Cette subvention fédérale indirecte en R&D (en complément des subventions directes des 3 Régions) a contribué à ce que la Belgique, selon les chiffres de l’OCDE de 2007, se classe à la 5e place mondiale (en % du PIB) en matière de subvention par les pouvoirs publics de la recherche et du développement technologique dans le monde des entreprises. Seuls la Corée, le Canada, la France et les États-Unis précédaient encore la Belgique en 2007.

Les 460 millions de subvention indirecte en R&D, conjointement au "Maribel scientifique", grâce auquel plus de 30 millions de cotisations de sécurité sociale sont réinvestis dans les fonds de recherche, plus enfin le financement R&D direct, s'élevant à environ 500 millions sur une base annuelle, font que l’État fédéral met chaque année environ 1 milliard d’euros à la disposition de la recherche et du développement technologique.
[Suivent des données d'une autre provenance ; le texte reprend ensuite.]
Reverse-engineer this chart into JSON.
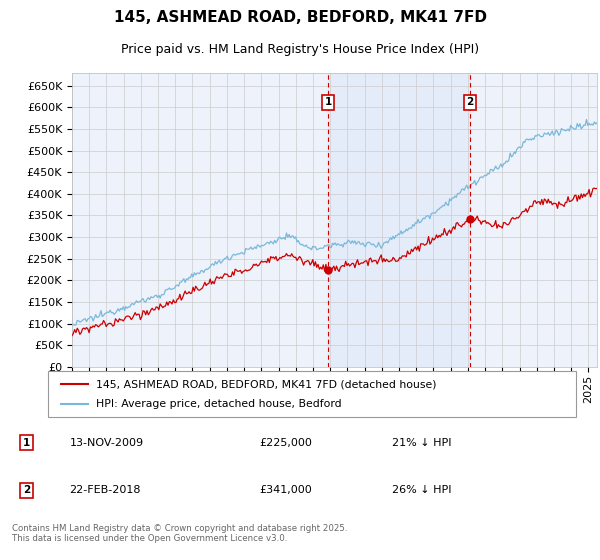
{
  "title": "145, ASHMEAD ROAD, BEDFORD, MK41 7FD",
  "subtitle": "Price paid vs. HM Land Registry's House Price Index (HPI)",
  "ylabel_ticks": [
    "£0",
    "£50K",
    "£100K",
    "£150K",
    "£200K",
    "£250K",
    "£300K",
    "£350K",
    "£400K",
    "£450K",
    "£500K",
    "£550K",
    "£600K",
    "£650K"
  ],
  "ytick_values": [
    0,
    50000,
    100000,
    150000,
    200000,
    250000,
    300000,
    350000,
    400000,
    450000,
    500000,
    550000,
    600000,
    650000
  ],
  "ylim": [
    0,
    680000
  ],
  "xlim_start": 1995.0,
  "xlim_end": 2025.5,
  "hpi_color": "#7ab8d9",
  "price_color": "#cc0000",
  "purchase1_date": 2009.87,
  "purchase1_price": 225000,
  "purchase1_label": "1",
  "purchase2_date": 2018.13,
  "purchase2_price": 341000,
  "purchase2_label": "2",
  "legend_line1": "145, ASHMEAD ROAD, BEDFORD, MK41 7FD (detached house)",
  "legend_line2": "HPI: Average price, detached house, Bedford",
  "annotation1_date": "13-NOV-2009",
  "annotation1_price": "£225,000",
  "annotation1_pct": "21% ↓ HPI",
  "annotation2_date": "22-FEB-2018",
  "annotation2_price": "£341,000",
  "annotation2_pct": "26% ↓ HPI",
  "footer": "Contains HM Land Registry data © Crown copyright and database right 2025.\nThis data is licensed under the Open Government Licence v3.0.",
  "background_color": "#ffffff",
  "plot_bg_color": "#eef2fb",
  "grid_color": "#cccccc",
  "title_fontsize": 11,
  "subtitle_fontsize": 9,
  "tick_fontsize": 8
}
Un autre dossier sur lequel le CFPS est parvenu à attirer l’attention du politique était l’avenir précaire du Centre d'Etude de l'Energie nucléaire à Mol (CEN-SCK) et de l’Institut national des radioéléments (IRE) à Fleurus, où la nécessité d’investir dans un nouveau réacteur de recherche pour le CEN-SCK a été soulignée.

Cela a incité le gouvernement fédéral à investir entre 2010 et 2015 respectivement 60 et 20 millions d’euros dans le "front end engineering design" du réacteur MYRRHA du CEN-SCK et dans le développement et la sécurisation de l’IRE. De plus, le gouvernement fédéral a pris la décision de principe de contribuer pour 40 % – ou 384 millions d’euros – à la construction entre 2015 et 2020 du réacteur MYRRHA, qui sera construit et exploité par un consortium international.

Le CFPS accorde au Multi-purpose hybrid research reactor for high-tech applications une priorité absolue et a exhorté le European Strategy Forum on Research Infrastructures (ESFRI) à reprendre cette initiative belge dans la feuille de route ESFRI.